Fundamentos do WebRTC: Construindo uma Aplicação de Videochamada
O WebRTC (Web Real-Time Communication) é uma tecnologia que permite que navegadores e aplicações se comuniquem em tempo real, viabilizando videochamadas, troca de áudio e dados sem a necessidade de plugins. Essa tecnologia, que opera em conexões peer-to-peer, reúne várias APIs e protocolos para estabelecer uma comunicação robusta, segura e de baixa latência.
Neste artigo vamos explorar os conceitos fundamentais do WebRTC, utilizando exemplos reais do repositório carubbi-video-link e complementando com pontos de vista de outros artigos e da documentação oficial, para que o fluxo da explicação seja o mais claro e completo possível.
Como o WebRTC Funciona?
Em essência, o WebRTC permite a comunicação direta entre navegadores (ou entre aplicações) sem precisar rotear o tráfego de mídia por um servidor central. Porém, para que dois pares possam estabelecer uma conexão, é preciso que haja uma troca inicial de informações (sinalização) que define como os dados serão enviados. Essa troca envolve:
- Session Description Protocol (SDP): Define os parâmetros da sessão, como codecs, formatos de mídia e tipos de transporte.
- ICE (Interactive Connectivity Establishment): Um framework que identifica a melhor rota para a conexão.
- STUN/TURN: Servidores que ajudam na descoberta do endereço IP público e, se necessário, atuam como intermediários quando conexões diretas não são possíveis.
Essas etapas garantem que mesmo em redes com NATs e firewalls a comunicação possa ser estabelecida de forma eficiente.
Captura de Mídia com getUserMedia
O primeiro passo em uma aplicação WebRTC é capturar o áudio e o vídeo do usuário. A API navigator.mediaDevices.getUserMedia
solicita acesso aos dispositivos de captura (como câmera e microfone) e retorna um objeto MediaStream
.
No repositório carubbi-video-link essa etapa é realizada de forma robusta. Veja um exemplo simplificado:
async function requestMediaPermissions() {
try {
const stream = await navigator.mediaDevices.getUserMedia({
video: true,
audio: true,
});
// Para não manter a câmera ativa desnecessariamente, as tracks são paradas
stream.getTracks().forEach((track) => track.stop());
} catch (err) {
ui.showError("Access to user media denied");
}
}
Este código é necessário para que o navegador solicite as permissões para acessar os dispositivos de audio e video de modo que possamos em seguida chamar o método enumerateDevices
que popula os dropown lists permitindo que o usuário selecione qual dispositivo ele quer usar na chamada. Esta seleção está disponível na tela de configurações.

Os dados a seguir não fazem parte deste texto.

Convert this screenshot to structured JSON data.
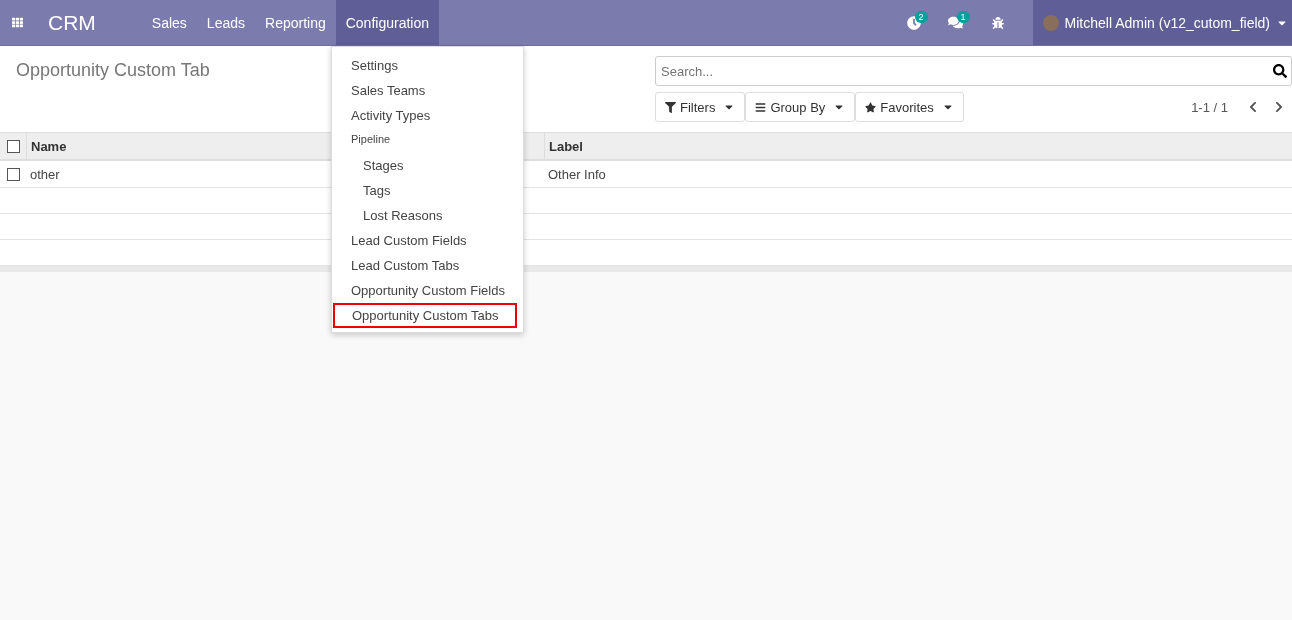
{
  "navbar": {
    "app_name": "CRM",
    "menus": [
      {
        "label": "Sales",
        "selected": false
      },
      {
        "label": "Leads",
        "selected": false
      },
      {
        "label": "Reporting",
        "selected": false
      },
      {
        "label": "Configuration",
        "selected": true
      }
    ],
    "activity_count": "2",
    "message_count": "1",
    "user": "Mitchell Admin (v12_cutom_field)"
  },
  "dropdown": {
    "items": [
      {
        "kind": "item",
        "label": "Settings",
        "highlighted": false
      },
      {
        "kind": "item",
        "label": "Sales Teams",
        "highlighted": false
      },
      {
        "kind": "item",
        "label": "Activity Types",
        "highlighted": false
      },
      {
        "kind": "header",
        "label": "Pipeline",
        "highlighted": false
      },
      {
        "kind": "subitem",
        "label": "Stages",
        "highlighted": false
      },
      {
        "kind": "subitem",
        "label": "Tags",
        "highlighted": false
      },
      {
        "kind": "subitem",
        "label": "Lost Reasons",
        "highlighted": false
      },
      {
        "kind": "item",
        "label": "Lead Custom Fields",
        "highlighted": false
      },
      {
        "kind": "item",
        "label": "Lead Custom Tabs",
        "highlighted": false
      },
      {
        "kind": "item",
        "label": "Opportunity Custom Fields",
        "highlighted": false
      },
      {
        "kind": "item",
        "label": "Opportunity Custom Tabs",
        "highlighted": true
      }
    ]
  },
  "breadcrumb": "Opportunity Custom Tab",
  "search": {
    "placeholder": "Search..."
  },
  "filters": [
    "Filters",
    "Group By",
    "Favorites"
  ],
  "pager": "1-1 / 1",
  "table": {
    "header_checked": false,
    "columns": [
      "Name",
      "Label"
    ],
    "rows": [
      {
        "checked": false,
        "cells": [
          "other",
          "Other Info"
        ]
      }
    ]
  }
}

Além disso, ao iniciar uma chamada, o código captura a mídia com constraints que definem parâmetros como resolução, taxa de quadros e configurações de áudio (cancelamento de eco, supressão de ruído, etc.):
_localStream = await navigator.mediaDevices.getUserMedia({
video: { deviceId: _videoDeviceId, ...videoConstraints },
audio: { deviceId: _audioDeviceId, ...audioConstraints },
});
ui.showLocalVideoStream(_localStream);
Essa abordagem garante alta definição e qualidade, adaptando os dispositivos disponíveis conforme as necessidades do usuário.
Conectividade
ICE Framework
Para falar de conectividade é importante entendermos um pouco sobre o ICE (Interactive Connectivity Establishment) que é um parte essencial da pilha WebRTC, responsável por descobrir e selecionar a melhor rota para a comunicação entre dois pares.

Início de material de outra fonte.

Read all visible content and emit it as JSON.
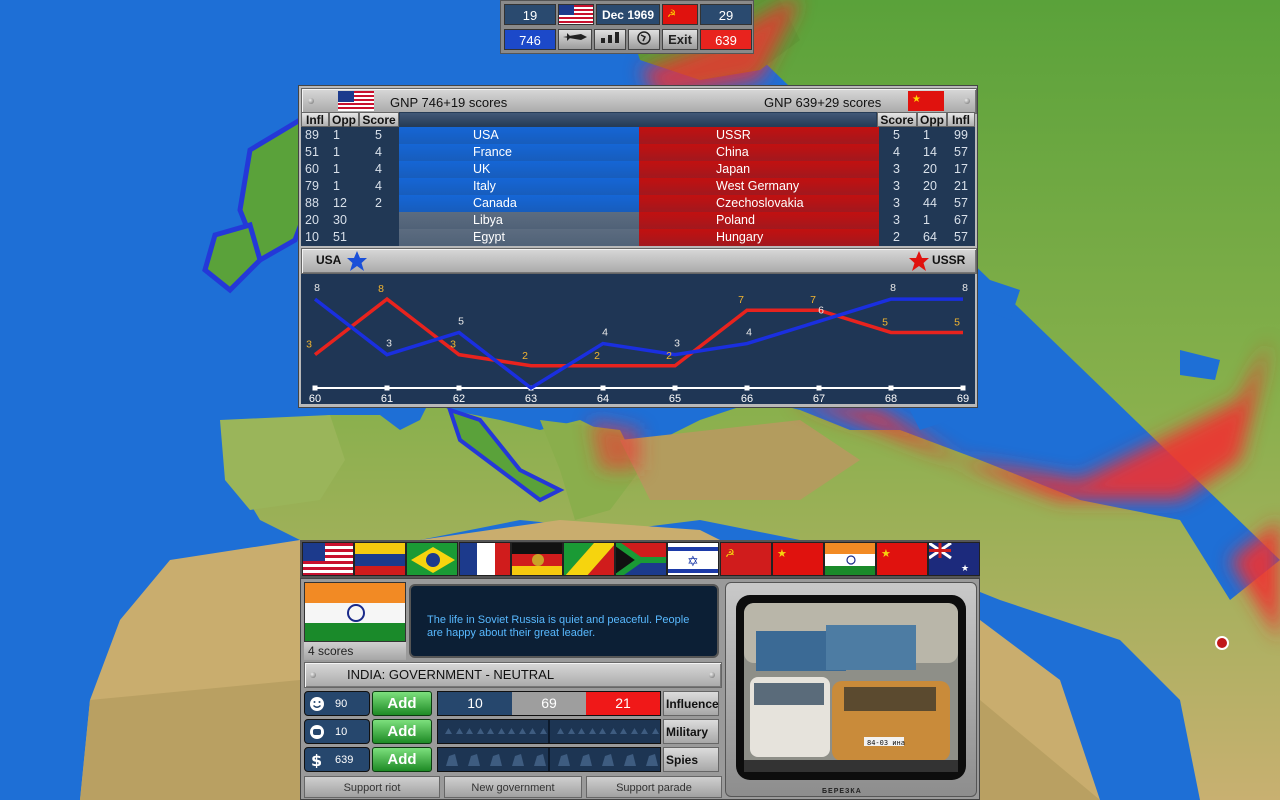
{
  "topbar": {
    "usa_count": "19",
    "date": "Dec 1969",
    "ussr_count": "29",
    "usa_gnp": "746",
    "ussr_gnp": "639",
    "exit_label": "Exit",
    "icons": [
      "missile-icon",
      "bars-icon",
      "globe-icon"
    ],
    "usa_color": "#1c49c9",
    "ussr_color": "#e8231e"
  },
  "score": {
    "usa_gnp_text": "GNP 746+19 scores",
    "ussr_gnp_text": "GNP 639+29 scores",
    "headers_left": [
      "Infl",
      "Opp",
      "Score"
    ],
    "headers_right": [
      "Score",
      "Opp",
      "Infl"
    ],
    "rows": [
      {
        "l_infl": "89",
        "l_opp": "1",
        "l_score": "5",
        "l_name": "USA",
        "r_name": "USSR",
        "r_score": "5",
        "r_opp": "1",
        "r_infl": "99",
        "l_fill": "#1566d6",
        "r_fill": "#c21010"
      },
      {
        "l_infl": "51",
        "l_opp": "1",
        "l_score": "4",
        "l_name": "France",
        "r_name": "China",
        "r_score": "4",
        "r_opp": "14",
        "r_infl": "57",
        "l_fill": "#1566d6",
        "r_fill": "#c21010"
      },
      {
        "l_infl": "60",
        "l_opp": "1",
        "l_score": "4",
        "l_name": "UK",
        "r_name": "Japan",
        "r_score": "3",
        "r_opp": "20",
        "r_infl": "17",
        "l_fill": "#1566d6",
        "r_fill": "#c21010"
      },
      {
        "l_infl": "79",
        "l_opp": "1",
        "l_score": "4",
        "l_name": "Italy",
        "r_name": "West Germany",
        "r_score": "3",
        "r_opp": "20",
        "r_infl": "21",
        "l_fill": "#1566d6",
        "r_fill": "#c21010"
      },
      {
        "l_infl": "88",
        "l_opp": "12",
        "l_score": "2",
        "l_name": "Canada",
        "r_name": "Czechoslovakia",
        "r_score": "3",
        "r_opp": "44",
        "r_infl": "57",
        "l_fill": "#1566d6",
        "r_fill": "#c21010"
      },
      {
        "l_infl": "20",
        "l_opp": "30",
        "l_score": "",
        "l_name": "Libya",
        "r_name": "Poland",
        "r_score": "3",
        "r_opp": "1",
        "r_infl": "67",
        "l_fill": "#5c6c80",
        "r_fill": "#c21010"
      },
      {
        "l_infl": "10",
        "l_opp": "51",
        "l_score": "",
        "l_name": "Egypt",
        "r_name": "Hungary",
        "r_score": "2",
        "r_opp": "64",
        "r_infl": "57",
        "l_fill": "#5c6c80",
        "r_fill": "#c21010"
      }
    ],
    "usa_label": "USA",
    "ussr_label": "USSR"
  },
  "chart_data": {
    "type": "line",
    "x": [
      "60",
      "61",
      "62",
      "63",
      "64",
      "65",
      "66",
      "67",
      "68",
      "69"
    ],
    "ylim": [
      0,
      9
    ],
    "series": [
      {
        "name": "USA",
        "color": "#1a2fe0",
        "values": [
          8,
          3,
          5,
          0,
          4,
          3,
          4,
          6,
          8,
          8
        ],
        "labels": [
          "8",
          "3",
          "5",
          "",
          "4",
          "3",
          "4",
          "6",
          "8",
          "8"
        ]
      },
      {
        "name": "USSR",
        "color": "#e8231e",
        "values": [
          3,
          8,
          3,
          2,
          2,
          2,
          7,
          7,
          5,
          5
        ],
        "labels": [
          "3",
          "8",
          "3",
          "2",
          "2",
          "2",
          "7",
          "7",
          "5",
          "5"
        ]
      }
    ]
  },
  "flags": [
    "USA",
    "Venezuela",
    "Brazil",
    "France",
    "East Germany",
    "Congo",
    "South Africa",
    "Israel",
    "USSR",
    "China",
    "India",
    "China",
    "Australia"
  ],
  "country": {
    "score_text": "4 scores",
    "government_text": "INDIA: GOVERNMENT - NEUTRAL",
    "message": "The life in Soviet Russia is quiet and peaceful. People are happy about their great leader.",
    "stats": [
      {
        "icon": "smile-icon",
        "value": "90",
        "add": "Add",
        "left": "10",
        "mid": "69",
        "right": "21",
        "label": "Influence"
      },
      {
        "icon": "fist-icon",
        "value": "10",
        "add": "Add",
        "label": "Military"
      },
      {
        "icon": "dollar-icon",
        "value": "639",
        "add": "Add",
        "label": "Spies"
      }
    ],
    "actions": [
      "Support riot",
      "New government",
      "Support parade"
    ],
    "tv_brand": "БЕРЕЗКА",
    "plate": "84-03 ина"
  }
}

ICE é um conjunto de métodos e protocolos que permite aos navegadores (ou outras aplicações) identificar possíveis caminhos de rede (candidates) para estabelecer uma conexão peer-to-peer. Esses candidates podem ser:
- Host candidates: Endereços locais da máquina.
- Server Reflexive candidates (STUN): Endereços públicos descobertos via servidores STUN (Session Traversal Utilities for NAT) explicados mais adiante.
- Relayed candidates (TURN): Endereços fornecidos por servidores TURN (Traversal Using Relays around NAT) que também serão explicados posteriormente.
Esses candidatos são trocados entre os pares por meio do Signaling Server. A troca de candidates é fundamental para que ambos os lados saibam quais endereços podem ser usados para a conexão.
O ICE tenta primeiro estabelecer uma conexão direta. Se isso falhar, ele tenta um servidor STUN para descobrir um caminho possível. Caso a conexão ainda não seja possível devido a firewalls ou NATs restritivos, o ICE utiliza um servidor TURN, que age como um retransmissor para garantir a comunicação.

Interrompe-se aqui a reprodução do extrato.